Décidément, le Cabinet est habitué aux dossiers de longue haleine et il aura fallu deux ans à notre client pour retrouver ses droits sur ses enfants mais c’est désormais chose faite !

Il fut un temps où pour interdire au père de voir ses enfants, il suffisait à la mère d’affirmer que ce dernier les avait attouchés ou, pire, violés… Mais en matière judiciaire, comme ailleurs, il y a des « modes » et aujourd’hui le terrorisme est partout dans nos esprits. Certaines femmes, et on imagine hommes, l’ont bien compris et tentent désormais de mettre à mal les droits de l’autre parent en les accusant de « radicalisation » !

C’était le cas dans ce dossier. Notre client nous avait saisi car sa compagne s’opposait à tous les droits du père au motif que ce dernier se serait radicalisé.

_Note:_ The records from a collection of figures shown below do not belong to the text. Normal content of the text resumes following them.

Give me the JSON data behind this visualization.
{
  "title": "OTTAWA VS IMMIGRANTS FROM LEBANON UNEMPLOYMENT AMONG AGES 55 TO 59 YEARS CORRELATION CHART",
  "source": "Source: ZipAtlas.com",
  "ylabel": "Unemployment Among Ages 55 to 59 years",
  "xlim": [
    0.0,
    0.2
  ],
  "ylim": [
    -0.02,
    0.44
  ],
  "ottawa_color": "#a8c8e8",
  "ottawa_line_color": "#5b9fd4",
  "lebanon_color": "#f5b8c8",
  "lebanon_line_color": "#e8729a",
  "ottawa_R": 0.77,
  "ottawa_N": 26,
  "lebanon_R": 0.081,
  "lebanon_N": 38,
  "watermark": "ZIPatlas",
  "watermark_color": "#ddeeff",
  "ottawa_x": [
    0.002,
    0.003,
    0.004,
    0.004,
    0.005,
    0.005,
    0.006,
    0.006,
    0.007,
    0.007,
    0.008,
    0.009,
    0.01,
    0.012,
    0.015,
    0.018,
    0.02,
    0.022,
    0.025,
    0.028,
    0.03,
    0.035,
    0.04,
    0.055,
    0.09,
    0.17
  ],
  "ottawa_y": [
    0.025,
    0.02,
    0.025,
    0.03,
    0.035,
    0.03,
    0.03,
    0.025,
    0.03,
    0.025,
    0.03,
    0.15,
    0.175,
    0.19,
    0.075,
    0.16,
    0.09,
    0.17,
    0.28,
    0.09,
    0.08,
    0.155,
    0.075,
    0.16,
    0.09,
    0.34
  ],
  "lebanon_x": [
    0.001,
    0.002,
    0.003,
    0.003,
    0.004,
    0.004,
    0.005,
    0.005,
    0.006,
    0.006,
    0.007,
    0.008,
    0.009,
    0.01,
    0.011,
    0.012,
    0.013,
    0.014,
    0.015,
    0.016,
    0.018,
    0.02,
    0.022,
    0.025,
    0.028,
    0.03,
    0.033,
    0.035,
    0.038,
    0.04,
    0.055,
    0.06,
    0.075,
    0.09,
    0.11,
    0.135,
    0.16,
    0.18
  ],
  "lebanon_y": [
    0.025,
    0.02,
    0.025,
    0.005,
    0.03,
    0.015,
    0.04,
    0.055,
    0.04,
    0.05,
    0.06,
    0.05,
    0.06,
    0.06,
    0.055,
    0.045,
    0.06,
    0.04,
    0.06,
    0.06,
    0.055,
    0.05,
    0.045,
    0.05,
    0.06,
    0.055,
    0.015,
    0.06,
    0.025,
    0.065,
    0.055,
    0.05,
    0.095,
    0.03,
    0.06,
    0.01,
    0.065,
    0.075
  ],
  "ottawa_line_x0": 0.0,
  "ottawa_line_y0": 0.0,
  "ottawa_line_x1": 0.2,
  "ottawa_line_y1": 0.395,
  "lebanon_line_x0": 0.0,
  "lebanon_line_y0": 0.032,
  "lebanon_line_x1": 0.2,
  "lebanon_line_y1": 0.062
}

Car il faut bien des éléments de preuves, elle avait déposé des plaintes, provoqué des enquêtes qui une à une « innocentaient » notre client…. L’ensemble provoquait néanmoins un réflexe, certes humain, de principe de précaution chez les magistrats qui médiatisaient et minimisaient les droits de notre client.

Après deux ans d’assistance dans l’ensemble des procédures, pénales et civiles, la Cour d’appel donne enfin raison à notre client et dément les accusations de son ex compagne. Elle redonne des droits normaux à notre client en tant que père et sanctionne la mère en ordonnant le respect des droits du père avec astreinte outre une condamnation à supporter ses frais d’avocats.

C’est un succès pour notre Cabinet, pour ce papa et pour ses enfants qui doivent, il faut le dire, en application du Code civil, maintenir des liens les plus étroits possibles avec ses deux parents, mais c’est aussi un succès pour la Justice.